Heatmaps and data clustering

For all heatmaps showing the expression levels of 24nt-siRNAs (Figs. 2c3d5a, b6b, and Supplementary Fig. 11a) the data was generated with the HOMER57 annotatePeaks.pl script using the “tair10 -size given -fpkm and -len 1” options and plotted in Morpheus using the “log2 + 1” adjustment with the coloring set as “relative color scheme” based on the min and max values for each row. For Fig. 2c the data was split into 10 classes (Supplementary Data 6) using the Morpheus “KMeans Clustering” tool by selecting the “cluster by rows” and “one minus Pearson correlation” options. For Fig. 3d, the data was ordered based on the overlaps in the reduced 24nt-siRNAs clusters (first for the singles, then doubles, then quadruple mutant clusters) and ranked high to low for each grouping (e.g. Fl clsy1-dependent clusters are ranked high to low based on the expression in the clsy1 mutant). For Fig. 5a, b, the data was split into 8 groups using the Morpheus “KMeans Clustering” tool by selecting the “cluster by rows” and “one minus Pearson correlation” options.

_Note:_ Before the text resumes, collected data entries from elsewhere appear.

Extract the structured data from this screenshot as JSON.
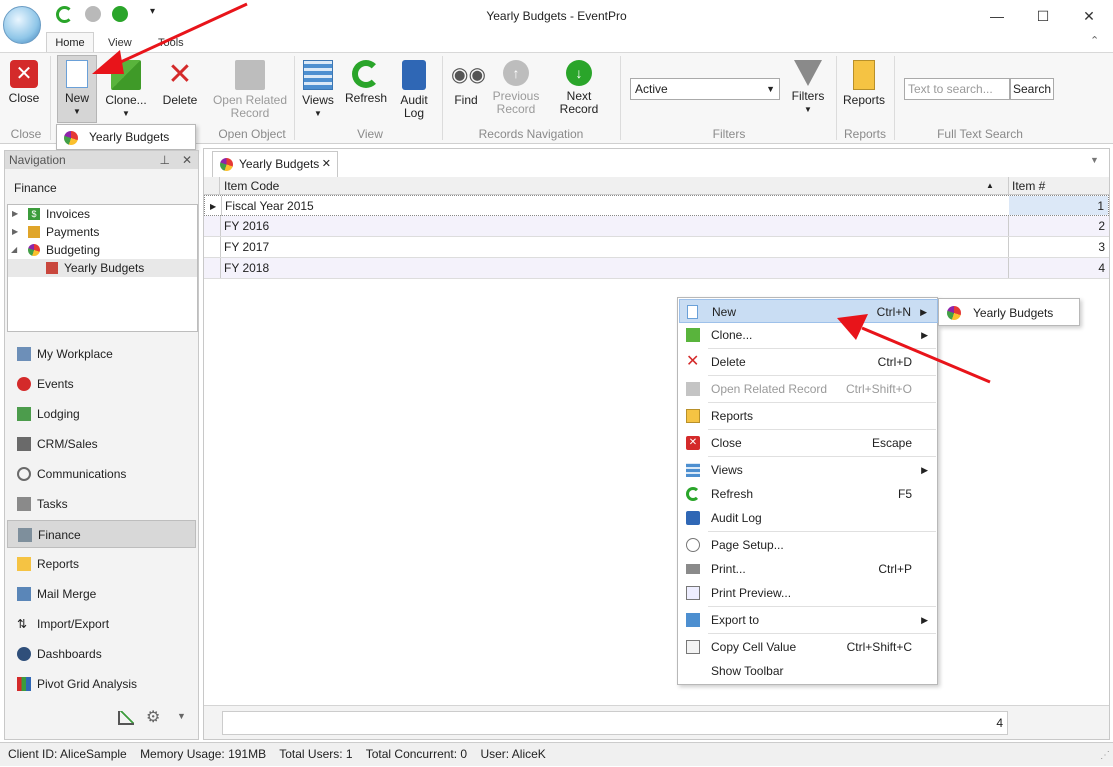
{
  "window": {
    "title": "Yearly Budgets - EventPro"
  },
  "ribbon_tabs": [
    "Home",
    "View",
    "Tools"
  ],
  "ribbon": {
    "close": "Close",
    "new": "New",
    "clone": "Clone...",
    "delete": "Delete",
    "open_related_line1": "Open Related",
    "open_related_line2": "Record",
    "views": "Views",
    "refresh": "Refresh",
    "audit_line1": "Audit",
    "audit_line2": "Log",
    "find": "Find",
    "previous_line1": "Previous",
    "previous_line2": "Record",
    "next_record": "Next Record",
    "filter_value": "Active",
    "filters": "Filters",
    "reports": "Reports",
    "search_placeholder": "Text to search...",
    "search_button": "Search",
    "groups": [
      "Close",
      "Open Object",
      "View",
      "Records Navigation",
      "Filters",
      "Reports",
      "Full Text Search"
    ]
  },
  "new_dropdown": {
    "item": "Yearly Budgets"
  },
  "navigation": {
    "header": "Navigation",
    "section": "Finance",
    "tree": [
      {
        "label": "Invoices"
      },
      {
        "label": "Payments"
      },
      {
        "label": "Budgeting"
      },
      {
        "label": "Yearly Budgets"
      }
    ],
    "items": [
      "My Workplace",
      "Events",
      "Lodging",
      "CRM/Sales",
      "Communications",
      "Tasks",
      "Finance",
      "Reports",
      "Mail Merge",
      "Import/Export",
      "Dashboards",
      "Pivot Grid Analysis"
    ]
  },
  "document_tab": {
    "label": "Yearly Budgets"
  },
  "grid": {
    "columns": [
      "Item Code",
      "Item #"
    ],
    "rows": [
      {
        "code": "Fiscal Year 2015",
        "num": "1"
      },
      {
        "code": "FY 2016",
        "num": "2"
      },
      {
        "code": "FY 2017",
        "num": "3"
      },
      {
        "code": "FY 2018",
        "num": "4"
      }
    ],
    "footer_count": "4"
  },
  "context_menu": {
    "items": [
      {
        "label": "New",
        "shortcut": "Ctrl+N"
      },
      {
        "label": "Clone...",
        "shortcut": ""
      },
      {
        "label": "Delete",
        "shortcut": "Ctrl+D"
      },
      {
        "label": "Open Related Record",
        "shortcut": "Ctrl+Shift+O"
      },
      {
        "label": "Reports",
        "shortcut": ""
      },
      {
        "label": "Close",
        "shortcut": "Escape"
      },
      {
        "label": "Views",
        "shortcut": ""
      },
      {
        "label": "Refresh",
        "shortcut": "F5"
      },
      {
        "label": "Audit Log",
        "shortcut": ""
      },
      {
        "label": "Page Setup...",
        "shortcut": ""
      },
      {
        "label": "Print...",
        "shortcut": "Ctrl+P"
      },
      {
        "label": "Print Preview...",
        "shortcut": ""
      },
      {
        "label": "Export to",
        "shortcut": ""
      },
      {
        "label": "Copy Cell Value",
        "shortcut": "Ctrl+Shift+C"
      },
      {
        "label": "Show Toolbar",
        "shortcut": ""
      }
    ],
    "submenu_item": "Yearly Budgets"
  },
  "status": {
    "client": "Client ID: AliceSample",
    "memory": "Memory Usage: 191MB",
    "users": "Total Users: 1",
    "concurrent": "Total Concurrent: 0",
    "user": "User: AliceK"
  },
  "colors": {
    "accent": "#2b78c5",
    "annotation_arrow": "#e8141a",
    "selection": "#dce8f7"
  }
}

For all heatmaps showing percent methylation levels (Figs. 3e6d, and Supplementary Fig. 4a), the data was generated with the HOMER57 annotatePeaks.pl script using the “tair10 -size given -len 1 and -ratio options” and plotted in Morpheus with the coloring set as “relative color scheme” based on the min and max values for each row for Figs. 3e and 6d, or as a max percent methylation for Supplementary Fig. 4a. In Fig. 3e the heatmap is ordered exactly as in Fig. 3d and for Fig. 6d the DMRs are ordered based on the 24nt-siRNA classes they overlap with. In Supplementary Fig. 4a, the data was split into 8, 7, and 2 classes for the CHH, CHG, and CG contexts, respectively, using the Morpheus “KMeans Clustering” tool by selecting the “cluster by rows” and “one minus Pearson correlation” options (Supplementary Data 8).

Volcano plots

For the Volcano plots showing the complementation of 24nt-siRNAs defects in each clsy mutants, expression levels of 24nt-siRNAs were determined at either previously identified reduced 24nt-siRNA clusters37 (Supplementary Fig. 2) or at the clsy3-depenent clusters identified in the current work (Supplementary Fig. 12b) using HOMER57 annotatePeals.pl script with the “noadj -size given and -len 1” options. For each complementation set, differentially expressed 24nt-siRNA clusters were identified relative to three wild-type controls using DESeq259 (log2 FC ≤ −1 and FDR ≤ 0.01 for downregulation, log2 FC ≥ 1 and FDR ≤ 0.01 for upregulation). As previously described, the size factor estimates calculated by DESeq259 for the wild-type samples from each tissue were used to adjust the size factor estimates for the other samples to normalize the data to mapped reads of all size classes rather than to just 24nt-siRNAs. The expression levels of the upregulated, downregulated, or unaffected 24nt-siRNA clusters were then visualized as Volcano plots in R using RStudio with the ggplot2 package.

Reporting summary

Further information on research design is available in the Nature Research Reporting Summary linked to this article.